Translation as Alienation: Reflections of Pirandello's "Theater of Mirrors" in the Works of Zinovij Zinik

Lisa Ryoko Wakamiya, University of Arizona

The Nobel laureate and self-willed exile Luigi Pirandello described his dramatic works as a "theater of mirrors" in which audience members perceive the drama unfolding on the stage as a reflection of their own lives. Eschewing mimetic approaches to the theater and self-consciously identifying the stage as an arena for the simulation of life, Pirandello called attention to the rupture between self-identity and the roles the individual adopts in response to social conventions. When Pirandello's "Six Characters in Search of an Author" assert their status as real individuals by demanding that their stories be acted out, audience members are challenged to consider the distance between their own perceptions of self and the social roles they assume.

Pirandello's method finds expression in Zinovij Zinik's approach to depicting the alienated condition of his émigré protagonists. Zinik's characters continually engage in acts of impersonation: the Russian émigré impersonates an Englishman in hopes of assimilating the social conventions of his adopted culture, and Westerners in Russia impersonate Russians to unleash their "true" cultural identity. When the characters doubt their own perceptions of themselves, their extended performances give way to crises of self-perception that extend to the audience and the authorial self-portrait Zinik inscribes into his works.
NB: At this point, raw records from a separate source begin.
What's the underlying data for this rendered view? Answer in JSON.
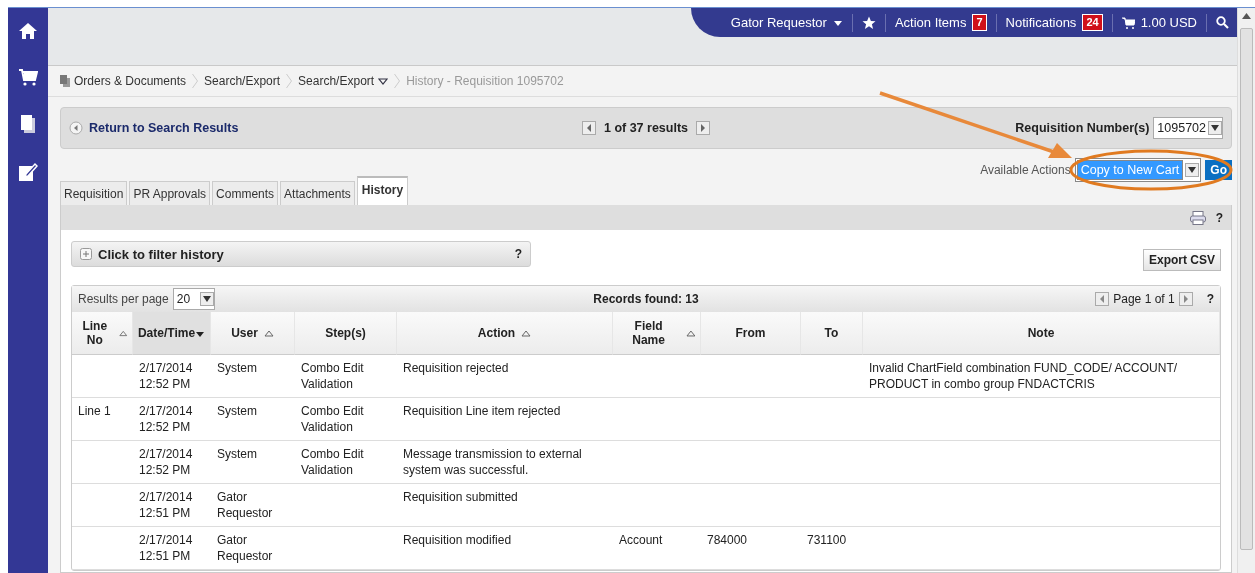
{
  "top_nav": {
    "user_menu": "Gator Requestor",
    "action_items": {
      "label": "Action Items",
      "count": "7"
    },
    "notifications": {
      "label": "Notifications",
      "count": "24"
    },
    "cart": "1.00 USD"
  },
  "breadcrumbs": [
    {
      "label": "Orders & Documents",
      "kind": "root"
    },
    {
      "label": "Search/Export",
      "kind": "link"
    },
    {
      "label": "Search/Export",
      "kind": "dropdown"
    },
    {
      "label": "History - Requisition 1095702",
      "kind": "current"
    }
  ],
  "result_nav": {
    "back_link": "Return to Search Results",
    "position": "1 of 37 results",
    "number_label": "Requisition Number(s)",
    "number_value": "1095702"
  },
  "actions": {
    "label": "Available Actions",
    "value": "Copy to New Cart",
    "button": "Go"
  },
  "tabs": [
    {
      "label": "Requisition",
      "selected": false
    },
    {
      "label": "PR Approvals",
      "selected": false
    },
    {
      "label": "Comments",
      "selected": false
    },
    {
      "label": "Attachments",
      "selected": false
    },
    {
      "label": "History",
      "selected": true
    }
  ],
  "section_help": "?",
  "filter": {
    "label": "Click to filter history",
    "help": "?"
  },
  "export_button": "Export CSV",
  "table": {
    "results_per_page_label": "Results per page",
    "results_per_page": "20",
    "records": "Records found: 13",
    "pager": "Page 1 of 1",
    "help": "?",
    "columns": [
      {
        "label": "Line No",
        "sortable": true,
        "sorted": false
      },
      {
        "label": "Date/Time",
        "sortable": true,
        "sorted": true
      },
      {
        "label": "User",
        "sortable": true,
        "sorted": false
      },
      {
        "label": "Step(s)",
        "sortable": false,
        "sorted": false
      },
      {
        "label": "Action",
        "sortable": true,
        "sorted": false
      },
      {
        "label": "Field Name",
        "sortable": true,
        "sorted": false
      },
      {
        "label": "From",
        "sortable": false,
        "sorted": false
      },
      {
        "label": "To",
        "sortable": false,
        "sorted": false
      },
      {
        "label": "Note",
        "sortable": false,
        "sorted": false
      }
    ],
    "rows": [
      [
        "",
        "2/17/2014 12:52 PM",
        "System",
        "Combo Edit Validation",
        "Requisition rejected",
        "",
        "",
        "",
        "Invalid ChartField combination FUND_CODE/ ACCOUNT/ PRODUCT in combo group FNDACTCRIS"
      ],
      [
        "Line 1",
        "2/17/2014 12:52 PM",
        "System",
        "Combo Edit Validation",
        "Requisition Line item rejected",
        "",
        "",
        "",
        ""
      ],
      [
        "",
        "2/17/2014 12:52 PM",
        "System",
        "Combo Edit Validation",
        "Message transmission to external system was successful.",
        "",
        "",
        "",
        ""
      ],
      [
        "",
        "2/17/2014 12:51 PM",
        "Gator Requestor",
        "",
        "Requisition submitted",
        "",
        "",
        "",
        ""
      ],
      [
        "",
        "2/17/2014 12:51 PM",
        "Gator Requestor",
        "",
        "Requisition modified",
        "Account",
        "784000",
        "731100",
        ""
      ]
    ]
  }
}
By exposing the theatrical conventions of life and exploding the notion of a fixed personal identity, Zinik's works provide catharsis while acknowledging the creative process of constructing self-identity may be the only logical response to the condition of alienation.

The presentation will treat Zinik's novel Lord i Eger, which incorporates explicitly Pirandellian themes and types, and selected short stories to explore translation as a metaphor for alienation and the potential for its resolution. In accordance with modernist views of translation as not only a betrayal of authorial intention, but the emergence of an autonomous voice that appears when the original text enters "the forest of language" (Benjamin), modern theater defined performance as a form of translation which displaces the author and allows the text to perform itself (Brecht). Zinik's impersonators strive and fail to fulfill the translator's ideal of remaining truthful to the original in all regards, but the reflection of their performances beyond the threshold of the text allow the authorial persona and audience to explore alternative patterns by which performance and translation can assist the act of self-creation.